Quelle place existe-t-il pour le bonheur au sein d’une religion qui a chassé ses premiers enfants du paradis, condamnant leurs descendants à errer dans une « vallée de larmes » et qui a vu le propre fils de Dieu mourir dans d’horribles souffrances, cloué sur une croix romaine au milieu des collines de Jérusalem  ? Éléments de réponse avec Michel Grandjean, professeur à la Faculté de théologie.


Campus : Adam et Ève ayant été chassés du paradis, on a souvent l’impression que, pour un chrétien, la vie terrestre est une longue suite de souffrances, de persécutions et de malheurs. Est-ce à dire que le bonheur est réservé à l’au-delà  ?

Michel Grandjean : Cette façon de voir les choses n’est pas totalement fausse mais c’est une conception assez manichéenne et trop schématique de la tradition chrétienne.
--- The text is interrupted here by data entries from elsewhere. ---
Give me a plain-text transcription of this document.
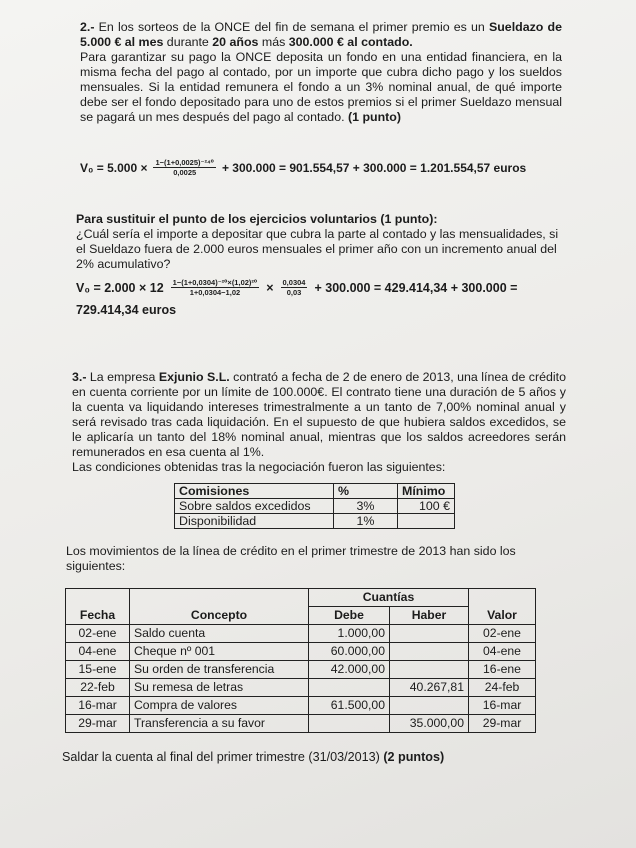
2.- En los sorteos de la ONCE del fin de semana el primer premio es un Sueldazo de 5.000 € al mes durante 20 años más 300.000 € al contado.

Para garantizar su pago la ONCE deposita un fondo en una entidad financiera, en la misma fecha del pago al contado, por un importe que cubra dicho pago y los sueldos mensuales. Si la entidad remunera el fondo a un 3% nominal anual, de qué importe debe ser el fondo depositado para uno de estos premios si el primer Sueldazo mensual se pagará un mes después del pago al contado. (1 punto)

$V_0 = 5.000 \times \frac{\text{1−(1+0,0025)⁻²⁴⁰}}{0,0025} + 300.000 = 901.554,57 + 300.000 = 1.201.554,57$ euros

Para sustituir el punto de los ejercicios voluntarios (1 punto):

¿Cuál sería el importe a depositar que cubra la parte al contado y las mensualidades, si el Sueldazo fuera de 2.000 euros mensuales el primer año con un incremento anual del 2% acumulativo?

$V_0 = 2.000 \times 12 \frac{\text{1−(1+0,0304)⁻²⁰×(1,02)²⁰}}{1+0,0304-1,02} \times \frac{0,0304}{0,03} + 300.000 = 429.414,34 + 300.000$ =
729.414,34 euros

3.- La empresa Exjunio S.L. contrató a fecha de 2 de enero de 2013, una línea de crédito en cuenta corriente por un límite de 100.000€. El contrato tiene una duración de 5 años y la cuenta va liquidando intereses trimestralmente a un tanto de 7,00% nominal anual y será revisado tras cada liquidación. En el supuesto de que hubiera saldos excedidos, se le aplicaría un tanto del 18% nominal anual, mientras que los saldos acreedores serán remunerados en esa cuenta al 1%.

Las condiciones obtenidas tras la negociación fueron las siguientes:

Comisiones	%	Mínimo
Sobre saldos excedidos	3%	100 €
Disponibilidad	1%	
Los movimientos de la línea de crédito en el primer trimestre de 2013 han sido los siguientes:
Fecha	Concepto	Cuantías		Valor
		Debe	Haber	
02-ene	Saldo cuenta	1.000,00		02-ene
04-ene	Cheque nº 001	60.000,00		04-ene
15-ene	Su orden de transferencia	42.000,00		16-ene
22-feb	Su remesa de letras		40.267,81	24-feb
16-mar	Compra de valores	61.500,00		16-mar
29-mar	Transferencia a su favor		35.000,00	29-mar
Saldar la cuenta al final del primer trimestre (31/03/2013) (2 puntos)
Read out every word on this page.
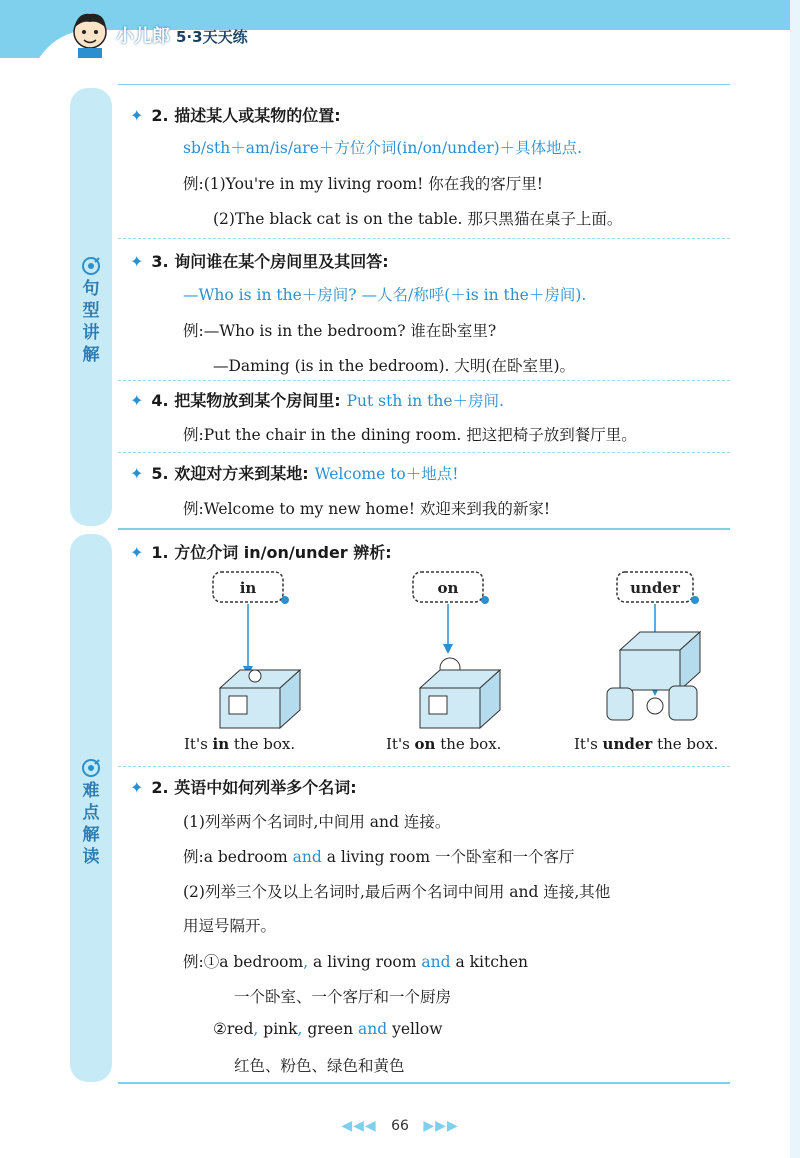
小儿郎 5·3天天练
句型讲解
难点解读
✦ 2. 描述某人或某物的位置:
sb/sth＋am/is/are＋方位介词(in/on/under)＋具体地点.
例:(1)You're in my living room! 你在我的客厅里!
(2)The black cat is on the table. 那只黑猫在桌子上面。
✦ 3. 询问谁在某个房间里及其回答:
—Who is in the＋房间? —人名/称呼(＋is in the＋房间).
例:—Who is in the bedroom? 谁在卧室里?
—Daming (is in the bedroom). 大明(在卧室里)。
✦ 4. 把某物放到某个房间里: Put sth in the＋房间.
例:Put the chair in the dining room. 把这把椅子放到餐厅里。
✦ 5. 欢迎对方来到某地: Welcome to＋地点!
例:Welcome to my new home! 欢迎来到我的新家!
✦ 1. 方位介词 in/on/under 辨析:
in
It's in the box.
on
It's on the box.
under
It's under the box.
✦ 2. 英语中如何列举多个名词:
(1)列举两个名词时,中间用 and 连接。
例:a bedroom and a living room 一个卧室和一个客厅
(2)列举三个及以上名词时,最后两个名词中间用 and 连接,其他
用逗号隔开。
例:①a bedroom, a living room and a kitchen
一个卧室、一个客厅和一个厨房
②red, pink, green and yellow
红色、粉色、绿色和黄色
◀◀◀ 66 ▶▶▶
Se limiter à cela serait donc erroné. Tous les grands courants de pensée, qu’ils soient philosophiques ou religieux, se sont posé la question du bonheur. Et tous ont dû faire face au même problème : Où placer le curseur temps  ? Est-ce que je veux le bonheur tout de suite, pour la vie ou pour l’éternité   ?


Qu’est-ce que le bonheur pour un chrétien  ?

On trouve dans la tradition biblique plusieurs visions de ce qu’est le bonheur. La première et la plus évidente est celle qui consiste à mener une vie droite, dans le respect des Dix commandements.


N’est-ce pas paradoxal puisqu’il s’agit avant tout d’une suite d’interdits et de restrictions  ?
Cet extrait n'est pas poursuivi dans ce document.